As already mentioned, Scrum is a framework for how to manage work. It might be incomplete and neither does it solve the problems for you nor does it tell you how to write your code. Scrum only gives guidance on how to solve problems.
Scrum is for you when planning and implementing new features or releasing your product takes longer than it should. Also when you see a decline in quality, customer trust and relationship, the morale of the team or amount of work done.
Scrum doesn’t use the term project. It uses the term product because the goal is to produce shippable products with every iteration (Sprint). It helps the organization to have a transparent progress (Burndown Chart). There also must be a pre-defined criterion for being done (Definition of Done). Scrum helps to adapt your process from sprint to sprint (Retrospective). With Scrum, feature after feature gets implemented. This means that only what is needed to build the needed feature will be implemented. For example, only a small piece of the data layer (instead of building the whole layer at once) will be implemented.

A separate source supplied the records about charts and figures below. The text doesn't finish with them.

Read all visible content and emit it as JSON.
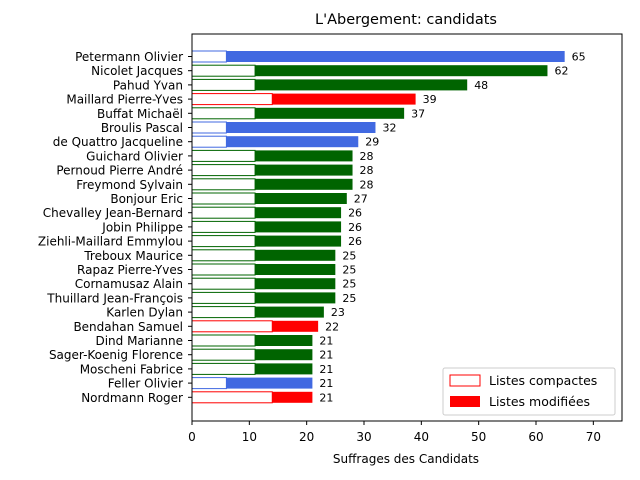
{
  "chart_data": {
    "type": "bar",
    "orientation": "horizontal",
    "title": "L'Abergement: candidats",
    "xlabel": "Suffrages des Candidats",
    "ylabel": "",
    "xlim": [
      0,
      75
    ],
    "xticks": [
      0,
      10,
      20,
      30,
      40,
      50,
      60,
      70
    ],
    "grid": false,
    "legend_position": "bottom-right",
    "legend": [
      {
        "label": "Listes compactes",
        "style": "outline"
      },
      {
        "label": "Listes modifiées",
        "style": "filled"
      }
    ],
    "categories": [
      "Petermann Olivier",
      "Nicolet Jacques",
      "Pahud Yvan",
      "Maillard Pierre-Yves",
      "Buffat Michaël",
      "Broulis Pascal",
      "de Quattro Jacqueline",
      "Guichard Olivier",
      "Pernoud Pierre André",
      "Freymond Sylvain",
      "Bonjour Eric",
      "Chevalley Jean-Bernard",
      "Jobin Philippe",
      "Ziehli-Maillard Emmylou",
      "Treboux Maurice",
      "Rapaz Pierre-Yves",
      "Cornamusaz Alain",
      "Thuillard Jean-François",
      "Karlen Dylan",
      "Bendahan Samuel",
      "Dind Marianne",
      "Sager-Koenig Florence",
      "Moscheni Fabrice",
      "Feller Olivier",
      "Nordmann Roger"
    ],
    "series": [
      {
        "name": "Listes compactes",
        "values": [
          6,
          11,
          11,
          14,
          11,
          6,
          6,
          11,
          11,
          11,
          11,
          11,
          11,
          11,
          11,
          11,
          11,
          11,
          11,
          14,
          11,
          11,
          11,
          6,
          14
        ]
      },
      {
        "name": "Listes modifiées",
        "values": [
          59,
          51,
          37,
          25,
          26,
          26,
          23,
          17,
          17,
          17,
          16,
          15,
          15,
          15,
          14,
          14,
          14,
          14,
          12,
          8,
          10,
          10,
          10,
          15,
          7
        ]
      }
    ],
    "totals": [
      65,
      62,
      48,
      39,
      37,
      32,
      29,
      28,
      28,
      28,
      27,
      26,
      26,
      26,
      25,
      25,
      25,
      25,
      23,
      22,
      21,
      21,
      21,
      21,
      21
    ],
    "colors": [
      "#4169e1",
      "#006400",
      "#006400",
      "#ff0000",
      "#006400",
      "#4169e1",
      "#4169e1",
      "#006400",
      "#006400",
      "#006400",
      "#006400",
      "#006400",
      "#006400",
      "#006400",
      "#006400",
      "#006400",
      "#006400",
      "#006400",
      "#006400",
      "#ff0000",
      "#006400",
      "#006400",
      "#006400",
      "#4169e1",
      "#ff0000"
    ],
    "legend_color": "#ff0000"
  }
}
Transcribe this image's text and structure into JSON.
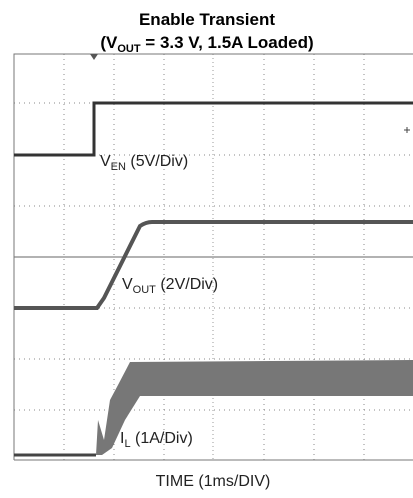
{
  "title": "Enable Transient",
  "subtitle": [
    "(V",
    "OUT",
    " = 3.3 V, 1.5A Loaded)"
  ],
  "traces": [
    [
      "V",
      "EN",
      " (5V/Div)"
    ],
    [
      "V",
      "OUT",
      " (2V/Div)"
    ],
    [
      "I",
      "L",
      " (1A/Div)"
    ]
  ],
  "x_label": "TIME (1ms/DIV)"
}
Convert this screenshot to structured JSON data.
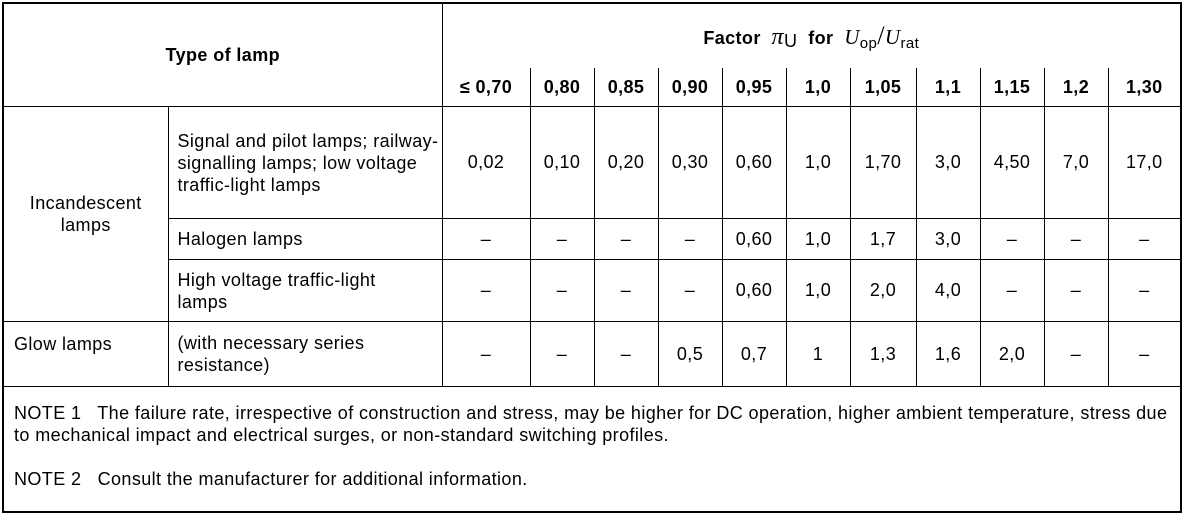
{
  "header": {
    "type_of_lamp": "Type of lamp",
    "factor_label": "Factor",
    "factor_symbol": "π",
    "factor_subscript": "U",
    "for_label": "for",
    "ratio_num_var": "U",
    "ratio_num_sub": "op",
    "ratio_slash": "/",
    "ratio_den_var": "U",
    "ratio_den_sub": "rat",
    "voltages": [
      "≤ 0,70",
      "0,80",
      "0,85",
      "0,90",
      "0,95",
      "1,0",
      "1,05",
      "1,1",
      "1,15",
      "1,2",
      "1,30"
    ]
  },
  "groups": {
    "incandescent": "Incandescent lamps",
    "glow": "Glow lamps"
  },
  "rows": [
    {
      "type": "Signal and pilot lamps; railway-signalling lamps; low voltage traffic-light lamps",
      "values": [
        "0,02",
        "0,10",
        "0,20",
        "0,30",
        "0,60",
        "1,0",
        "1,70",
        "3,0",
        "4,50",
        "7,0",
        "17,0"
      ]
    },
    {
      "type": "Halogen lamps",
      "values": [
        "–",
        "–",
        "–",
        "–",
        "0,60",
        "1,0",
        "1,7",
        "3,0",
        "–",
        "–",
        "–"
      ]
    },
    {
      "type": "High voltage traffic-light lamps",
      "values": [
        "–",
        "–",
        "–",
        "–",
        "0,60",
        "1,0",
        "2,0",
        "4,0",
        "–",
        "–",
        "–"
      ]
    },
    {
      "type": "(with necessary series resistance)",
      "values": [
        "–",
        "–",
        "–",
        "0,5",
        "0,7",
        "1",
        "1,3",
        "1,6",
        "2,0",
        "–",
        "–"
      ]
    }
  ],
  "notes": {
    "note1": "NOTE 1   The failure rate, irrespective of construction and stress, may be higher for DC operation, higher ambient temperature, stress due to mechanical impact and electrical surges, or non-standard switching profiles.",
    "note2": "NOTE 2   Consult the manufacturer for additional information."
  }
}
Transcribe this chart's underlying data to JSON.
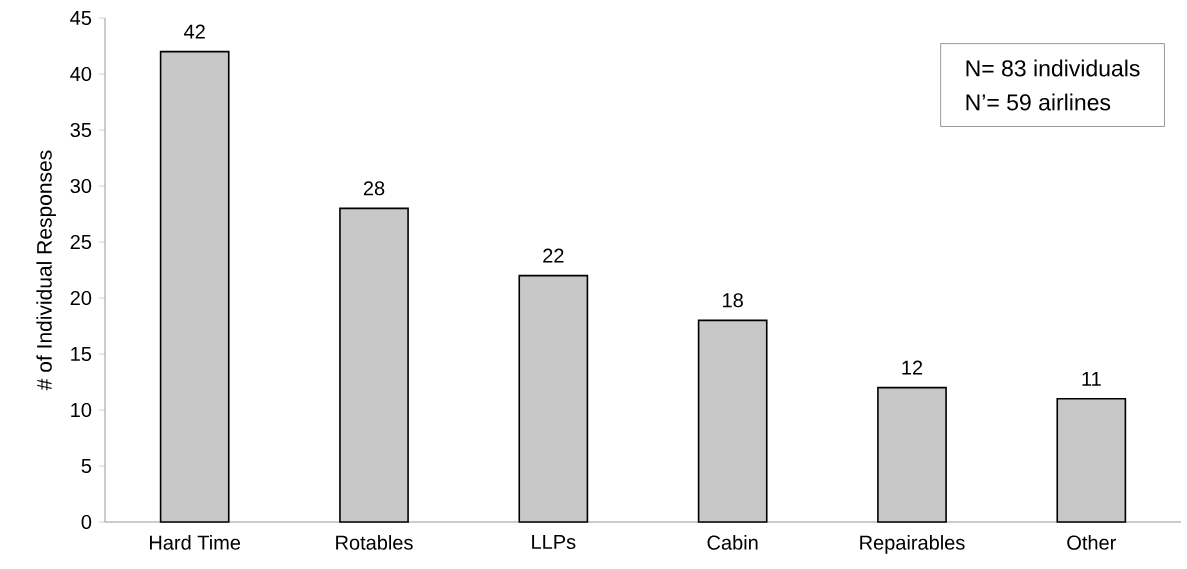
{
  "chart_data": {
    "type": "bar",
    "categories": [
      "Hard Time",
      "Rotables",
      "LLPs",
      "Cabin",
      "Repairables",
      "Other"
    ],
    "values": [
      42,
      28,
      22,
      18,
      12,
      11
    ],
    "color": "#c8c8c8",
    "ylabel": "# of Individual Responses",
    "ylim": [
      0,
      45
    ],
    "yticks": [
      0,
      5,
      10,
      15,
      20,
      25,
      30,
      35,
      40,
      45
    ],
    "data_labels": true,
    "annotations": [
      "N= 83 individuals",
      "N’= 59 airlines"
    ]
  }
}
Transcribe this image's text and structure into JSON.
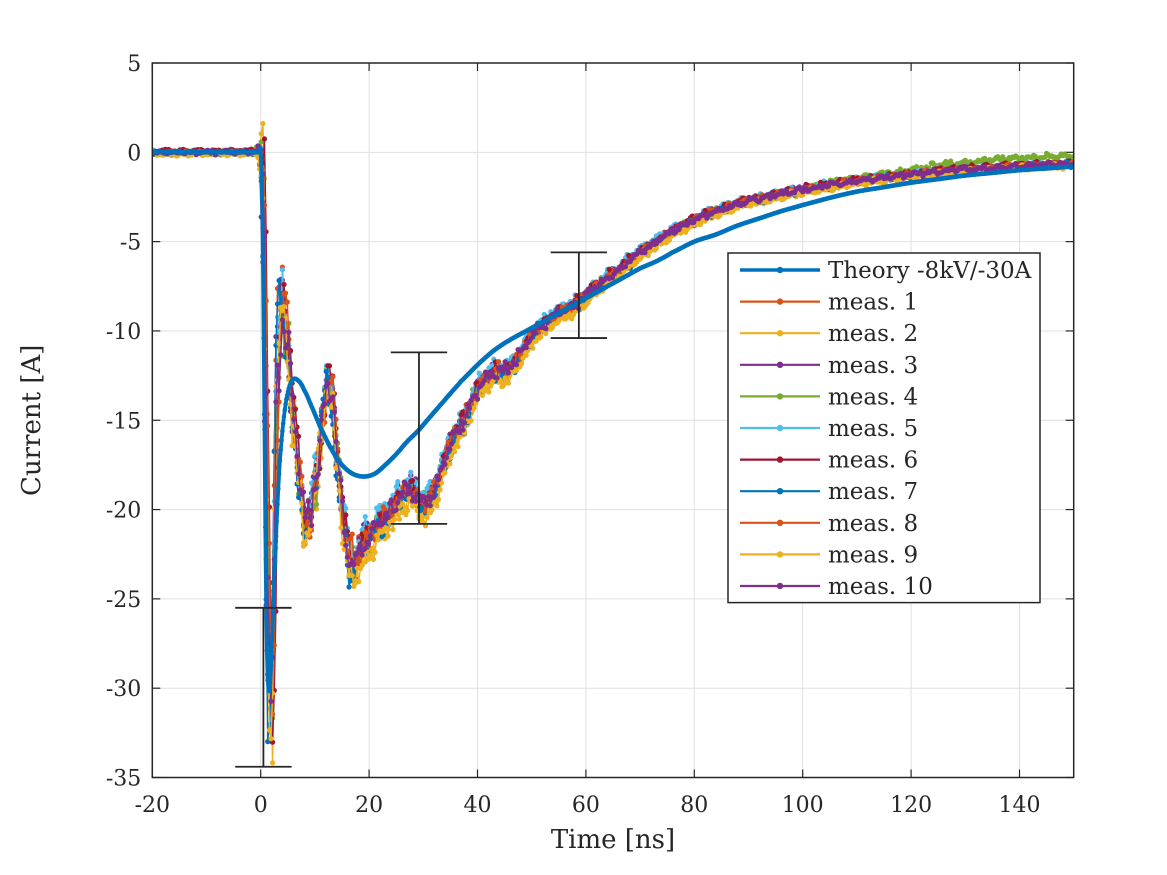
{
  "figure": {
    "background": "#ffffff",
    "axis_color": "#262626",
    "grid_color": "#e0e0e0"
  },
  "chart_data": {
    "type": "line",
    "title": "",
    "xlabel": "Time [ns]",
    "ylabel": "Current [A]",
    "xlim": [
      -20,
      150
    ],
    "ylim": [
      -35,
      5
    ],
    "xticks": [
      -20,
      0,
      20,
      40,
      60,
      80,
      100,
      120,
      140
    ],
    "yticks": [
      5,
      0,
      -5,
      -10,
      -15,
      -20,
      -25,
      -30,
      -35
    ],
    "grid": true,
    "legend_position": "right-middle",
    "series": [
      {
        "name": "Theory -8kV/-30A",
        "color": "#0072BD",
        "role": "theory"
      },
      {
        "name": "meas. 1",
        "color": "#D95319",
        "role": "measured",
        "seed": 101,
        "offset": 0.1,
        "xphase": 0.12,
        "scale": 1.005,
        "tail_lift": 0
      },
      {
        "name": "meas. 2",
        "color": "#EDB120",
        "role": "measured",
        "seed": 202,
        "offset": -0.3,
        "xphase": -0.2,
        "scale": 1.02,
        "tail_lift": 0
      },
      {
        "name": "meas. 3",
        "color": "#7E2F8E",
        "role": "measured",
        "seed": 303,
        "offset": 0.05,
        "xphase": 0.22,
        "scale": 0.99,
        "tail_lift": 0
      },
      {
        "name": "meas. 4",
        "color": "#77AC30",
        "role": "measured",
        "seed": 404,
        "offset": 0.0,
        "xphase": -0.1,
        "scale": 1.0,
        "tail_lift": 0.45
      },
      {
        "name": "meas. 5",
        "color": "#4DBEEE",
        "role": "measured",
        "seed": 505,
        "offset": 0.2,
        "xphase": 0.05,
        "scale": 0.985,
        "tail_lift": 0
      },
      {
        "name": "meas. 6",
        "color": "#A2142F",
        "role": "measured",
        "seed": 606,
        "offset": 0.3,
        "xphase": -0.25,
        "scale": 1.01,
        "tail_lift": 0
      },
      {
        "name": "meas. 7",
        "color": "#0072BD",
        "role": "measured",
        "seed": 707,
        "offset": -0.1,
        "xphase": 0.18,
        "scale": 1.015,
        "tail_lift": 0
      },
      {
        "name": "meas. 8",
        "color": "#D95319",
        "role": "measured",
        "seed": 808,
        "offset": -0.05,
        "xphase": -0.15,
        "scale": 0.995,
        "tail_lift": 0
      },
      {
        "name": "meas. 9",
        "color": "#EDB120",
        "role": "measured",
        "seed": 909,
        "offset": -0.35,
        "xphase": 0.08,
        "scale": 1.025,
        "tail_lift": 0
      },
      {
        "name": "meas. 10",
        "color": "#7E2F8E",
        "role": "measured",
        "seed": 1010,
        "offset": 0.0,
        "xphase": -0.05,
        "scale": 1.0,
        "tail_lift": 0
      }
    ],
    "theory_points": [
      [
        -20,
        0
      ],
      [
        -10,
        0
      ],
      [
        -5,
        0
      ],
      [
        -2,
        0
      ],
      [
        -1,
        0
      ],
      [
        -0.5,
        0
      ],
      [
        -0.2,
        0
      ],
      [
        0,
        0
      ],
      [
        0.3,
        -3.5
      ],
      [
        0.6,
        -12
      ],
      [
        0.9,
        -22.5
      ],
      [
        1.2,
        -28.6
      ],
      [
        1.5,
        -30.2
      ],
      [
        1.8,
        -29.3
      ],
      [
        2.2,
        -26.5
      ],
      [
        2.6,
        -23.3
      ],
      [
        3,
        -20.3
      ],
      [
        3.5,
        -17.5
      ],
      [
        4,
        -15.6
      ],
      [
        4.6,
        -14.1
      ],
      [
        5.2,
        -13.2
      ],
      [
        6,
        -12.7
      ],
      [
        7,
        -12.8
      ],
      [
        8,
        -13.3
      ],
      [
        9.5,
        -14.3
      ],
      [
        11,
        -15.4
      ],
      [
        13,
        -16.6
      ],
      [
        15,
        -17.5
      ],
      [
        17,
        -18
      ],
      [
        19,
        -18.15
      ],
      [
        21,
        -18
      ],
      [
        23,
        -17.5
      ],
      [
        25,
        -16.9
      ],
      [
        27,
        -16.2
      ],
      [
        29,
        -15.6
      ],
      [
        31,
        -14.9
      ],
      [
        33,
        -14.2
      ],
      [
        35,
        -13.5
      ],
      [
        37,
        -12.8
      ],
      [
        40,
        -11.9
      ],
      [
        43,
        -11.1
      ],
      [
        46,
        -10.5
      ],
      [
        49,
        -10
      ],
      [
        52,
        -9.5
      ],
      [
        55,
        -9
      ],
      [
        58,
        -8.5
      ],
      [
        61,
        -8
      ],
      [
        64,
        -7.5
      ],
      [
        67,
        -7
      ],
      [
        70,
        -6.5
      ],
      [
        73,
        -6.1
      ],
      [
        76,
        -5.6
      ],
      [
        80,
        -5
      ],
      [
        84,
        -4.6
      ],
      [
        88,
        -4.1
      ],
      [
        92,
        -3.7
      ],
      [
        96,
        -3.3
      ],
      [
        100,
        -2.95
      ],
      [
        105,
        -2.55
      ],
      [
        110,
        -2.2
      ],
      [
        115,
        -1.95
      ],
      [
        120,
        -1.7
      ],
      [
        125,
        -1.5
      ],
      [
        130,
        -1.3
      ],
      [
        135,
        -1.15
      ],
      [
        140,
        -1
      ],
      [
        145,
        -0.9
      ],
      [
        150,
        -0.8
      ]
    ],
    "measured_mean_points": [
      [
        -20,
        0
      ],
      [
        -10,
        0
      ],
      [
        -5,
        0
      ],
      [
        -2,
        0
      ],
      [
        -1,
        0
      ],
      [
        -0.5,
        0
      ],
      [
        -0.1,
        0
      ],
      [
        0.3,
        -1.2
      ],
      [
        0.6,
        -5
      ],
      [
        0.9,
        -12
      ],
      [
        1.2,
        -21
      ],
      [
        1.5,
        -28
      ],
      [
        1.8,
        -31.3
      ],
      [
        2.1,
        -29
      ],
      [
        2.4,
        -24
      ],
      [
        2.7,
        -18
      ],
      [
        3,
        -13
      ],
      [
        3.4,
        -10.2
      ],
      [
        3.8,
        -9.2
      ],
      [
        4.3,
        -9
      ],
      [
        4.8,
        -10
      ],
      [
        5.3,
        -11.8
      ],
      [
        5.9,
        -14.2
      ],
      [
        6.5,
        -16.5
      ],
      [
        7.2,
        -18.6
      ],
      [
        8,
        -20.2
      ],
      [
        8.7,
        -20.6
      ],
      [
        9.4,
        -19.8
      ],
      [
        10.2,
        -18.2
      ],
      [
        11,
        -15.9
      ],
      [
        11.7,
        -13.9
      ],
      [
        12.3,
        -12.8
      ],
      [
        12.9,
        -13.2
      ],
      [
        13.6,
        -15
      ],
      [
        14.3,
        -17.5
      ],
      [
        15,
        -20
      ],
      [
        15.8,
        -21.9
      ],
      [
        16.6,
        -22.7
      ],
      [
        17.4,
        -22.8
      ],
      [
        18.2,
        -22.4
      ],
      [
        19.2,
        -21.8
      ],
      [
        20.5,
        -21.3
      ],
      [
        22,
        -20.7
      ],
      [
        23.5,
        -20.2
      ],
      [
        25,
        -19.6
      ],
      [
        26.5,
        -19
      ],
      [
        27.5,
        -18.9
      ],
      [
        28.5,
        -19.1
      ],
      [
        29.5,
        -19.5
      ],
      [
        30.5,
        -19.6
      ],
      [
        31.5,
        -19.2
      ],
      [
        32.5,
        -18.5
      ],
      [
        34,
        -17.2
      ],
      [
        35.5,
        -15.9
      ],
      [
        36.5,
        -15.5
      ],
      [
        37.5,
        -15
      ],
      [
        39,
        -13.9
      ],
      [
        40.5,
        -13
      ],
      [
        42,
        -12.5
      ],
      [
        43.5,
        -12.3
      ],
      [
        45,
        -12.2
      ],
      [
        46.5,
        -11.9
      ],
      [
        48,
        -11.2
      ],
      [
        49.5,
        -10.5
      ],
      [
        51,
        -9.9
      ],
      [
        52.5,
        -9.6
      ],
      [
        54,
        -9.2
      ],
      [
        55.5,
        -8.9
      ],
      [
        57,
        -8.7
      ],
      [
        58.5,
        -8.4
      ],
      [
        60,
        -8
      ],
      [
        62,
        -7.5
      ],
      [
        64,
        -7
      ],
      [
        66,
        -6.6
      ],
      [
        68,
        -6.1
      ],
      [
        70,
        -5.6
      ],
      [
        72,
        -5.2
      ],
      [
        74,
        -4.8
      ],
      [
        76,
        -4.4
      ],
      [
        78,
        -4.1
      ],
      [
        80,
        -3.8
      ],
      [
        83,
        -3.4
      ],
      [
        86,
        -3.1
      ],
      [
        89,
        -2.8
      ],
      [
        92,
        -2.6
      ],
      [
        95,
        -2.4
      ],
      [
        98,
        -2.2
      ],
      [
        101,
        -2.05
      ],
      [
        104,
        -1.9
      ],
      [
        107,
        -1.75
      ],
      [
        110,
        -1.6
      ],
      [
        113,
        -1.5
      ],
      [
        116,
        -1.4
      ],
      [
        120,
        -1.25
      ],
      [
        124,
        -1.1
      ],
      [
        128,
        -1
      ],
      [
        132,
        -0.92
      ],
      [
        136,
        -0.85
      ],
      [
        140,
        -0.78
      ],
      [
        144,
        -0.72
      ],
      [
        148,
        -0.68
      ],
      [
        150,
        -0.65
      ]
    ],
    "noise_amp_points": [
      [
        -20,
        0.1
      ],
      [
        -1,
        0.1
      ],
      [
        0,
        0.8
      ],
      [
        0.8,
        2.6
      ],
      [
        1.5,
        3.2
      ],
      [
        3.5,
        3.2
      ],
      [
        4.5,
        1.8
      ],
      [
        6,
        1.2
      ],
      [
        17,
        1.0
      ],
      [
        20,
        0.7
      ],
      [
        24,
        0.5
      ],
      [
        40,
        0.42
      ],
      [
        50,
        0.3
      ],
      [
        65,
        0.22
      ],
      [
        90,
        0.16
      ],
      [
        150,
        0.14
      ]
    ],
    "error_bars": [
      {
        "t": 0.5,
        "top": -25.5,
        "bottom": -34.4,
        "cap_half_ns": 5.2
      },
      {
        "t": 29.2,
        "top": -11.2,
        "bottom": -20.8,
        "cap_half_ns": 5.2
      },
      {
        "t": 58.7,
        "top": -5.6,
        "bottom": -10.4,
        "cap_half_ns": 5.2
      }
    ]
  }
}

I will explain all the keywords in the braces, in the next parts.
Implementing Scrum in an organization can be hard and might take a long time. Usually, a company has, depending on its size, several levels of management. Every manager gives the employees below him tasks to do. Tasks like fix this bug or implement this feature. However, the idea of Scrum is that the team is self-managing and outsiders only provide help to the team. This means that suddenly these managers have to serve the team and provide help and support. Ideally, a company has high performing, self-managed teams and the management can focus on the strategic direction of the company.
Self-organizing, high-performance teams
Self-organizing means that the team manages itself without help or interference from outside. The team decides what work will be done in a sprint and decides how to implement it. The role of the external management is to see the bigger picture and long-term goals and to remove impediments to the team’s success. This is the key to create a high performing team.
If the team takes the ownership of the product, the team feels more responsible for the outcome and therefore is more committed to it. This leads into trying harder to improve the quality. If the team does not support the idea of Scrum, it won’t succeed. A high performing team sees the success as the reward of their hard work. Every team member should reflect on themselves and try to improve their own performance at every sprint. The result of a high performing team is a finished superior product at the end of every sprint.
How to introduce Scrum to your company
Start small: do fewer products, less at once, less complex in the beginning
Think big, start small: a big bang introduction to Scrum will lead into failure. Start small with a pilot project. Take what you learned in this project and take it further within the organization.
Explore and adopt: learn the system within which you operate and then adopt.
One team one goal: if every team member has the same goal, you will achieve better results
Focus on value: focus on what’s the most valuable feature for the customer at the current time.
Empower teams: the team has the permission to make mistakes. Mistakes are the best source of growth and learning.
Lead by example: the organizational leader must lead by acknowledging the agile process by accepting that the team is self-managing and giving it the freedom it needs. Don’t do it as shown in the following comic 😉
Collaborate: Leaders must work not only with the Scrum teams but also with the other leaders within a company.
At the beginning, do Scrum exactly as the Scrum Guide suggests. After you are used to the process, try to experiment and start adapting it, so that it fits your team better. Reflect on the changes. If they were good, keep them. If they didn’t improve anything or even made you less productive, revert them.